Several years ago a former student placed five of his hives here. Ed found the bees fascinating and bought a bee suit so that he could join in the work on the hives. The next year the former student left his wife and bees and moved out of the area. We did not learn fast enough how to care for the bees. We lost every hive after three years with the original queens. Winter survival for the hive was no problem but after three years the queens egg supply was exhausted. No new eggs meant that the hive died. This jar of our own honey remained in the back of the cupboard for years. A diabetic has little use for honey.

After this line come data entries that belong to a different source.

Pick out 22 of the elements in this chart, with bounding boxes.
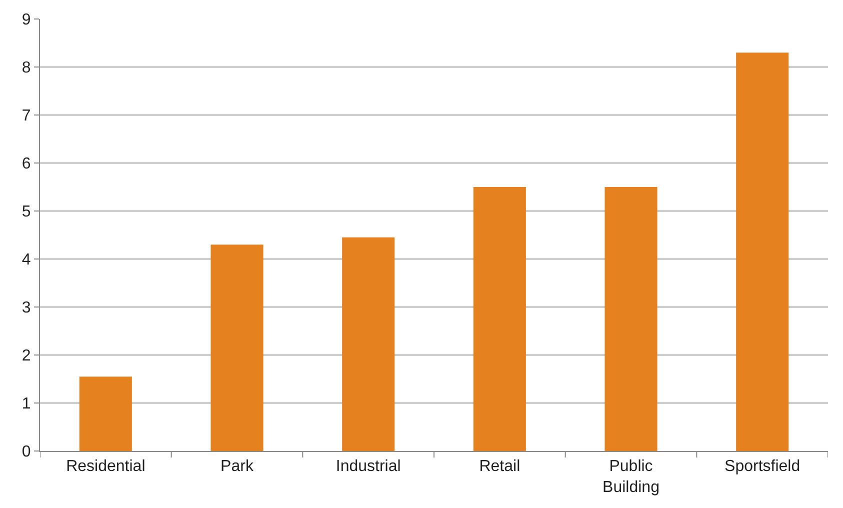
x-tick-label: Park bbox=[220, 458, 254, 476]
y-tick-label: 1 bbox=[22, 396, 31, 413]
x-tick-label: Residential bbox=[66, 458, 146, 476]
bar bbox=[604, 187, 658, 451]
y-tick-label: 6 bbox=[22, 156, 31, 173]
bar bbox=[210, 244, 264, 451]
y-tick-label: 5 bbox=[22, 204, 31, 221]
x-tick-label: Public Building bbox=[602, 458, 660, 496]
bar bbox=[342, 237, 395, 451]
y-tick-label: 8 bbox=[22, 60, 31, 77]
y-tick-label: 4 bbox=[22, 252, 31, 269]
y-tick-label: 2 bbox=[22, 348, 31, 365]
y-tick-label: 9 bbox=[22, 12, 31, 29]
bar bbox=[736, 52, 789, 451]
x-tick-label: Industrial bbox=[336, 458, 401, 476]
bar bbox=[79, 376, 132, 451]
y-tick-label: 7 bbox=[22, 108, 31, 125]
x-tick-label: Retail bbox=[479, 458, 520, 476]
bar bbox=[473, 187, 526, 451]
y-tick-label: 0 bbox=[22, 444, 31, 461]
x-tick-label: Sportsfield bbox=[724, 458, 800, 476]
y-tick-label: 3 bbox=[22, 300, 31, 317]
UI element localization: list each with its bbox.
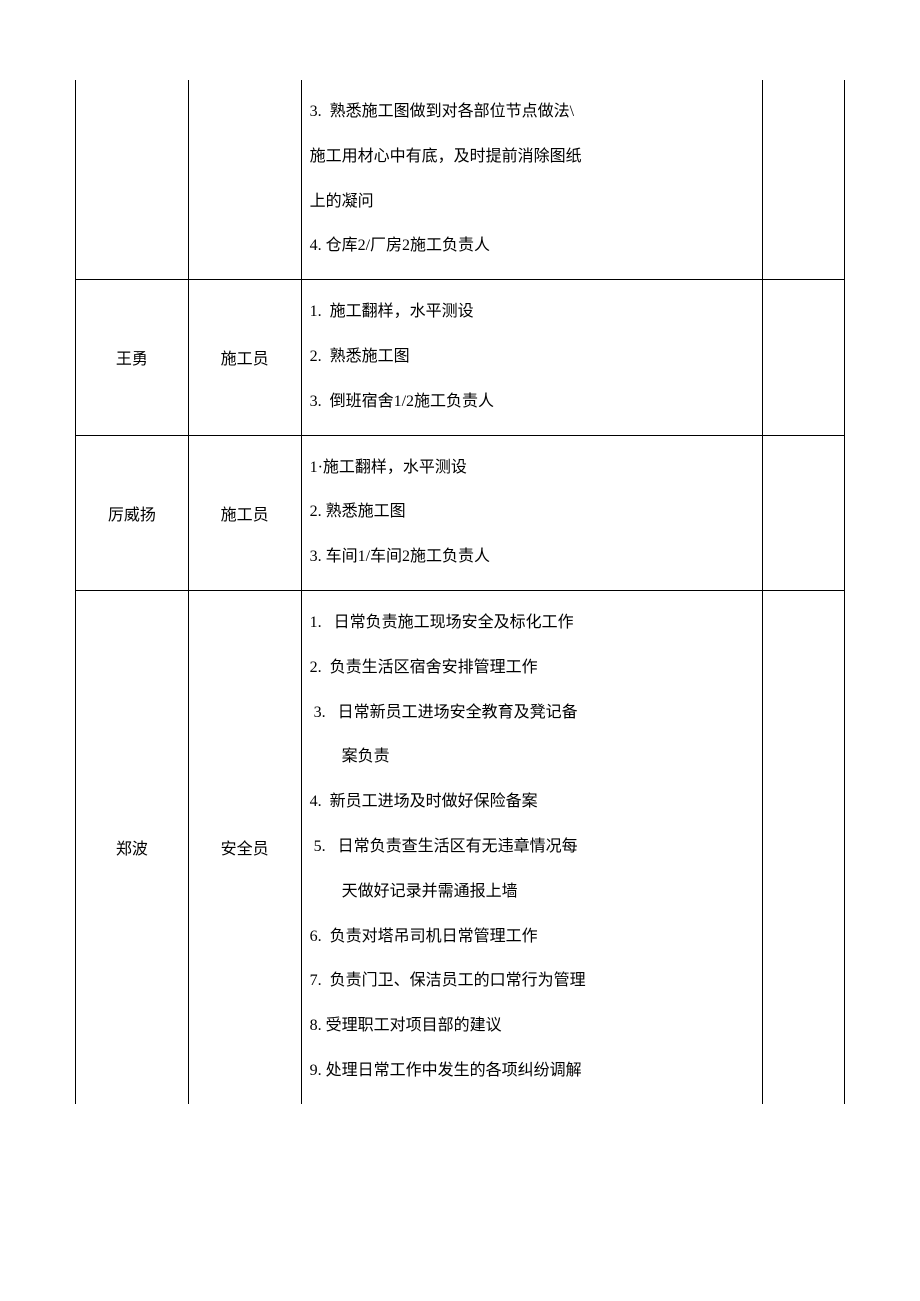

Ed was never stung while he worked the hives. Once when he had to right a hive that had been knocked over by a passing deer, his foot had to be placed very near a huge puddle of bees on the ground. When he opened his bee suit after the job was done several bees flew out. The leg cuffs of a bee suit are open and several bees went inside of the suit with Ed. Still no sting. Ed believes that his calm confident manner is the reason that no bees sting him. That same manner kept his students relatively subdued. Today he approached the feeding bees with no protection. He quietly took several pictures with the bees buzzing around him. The camera was held close to the honey jar. Feeding bees pose little danger. None stung him or the wasp that was sharing the bounty.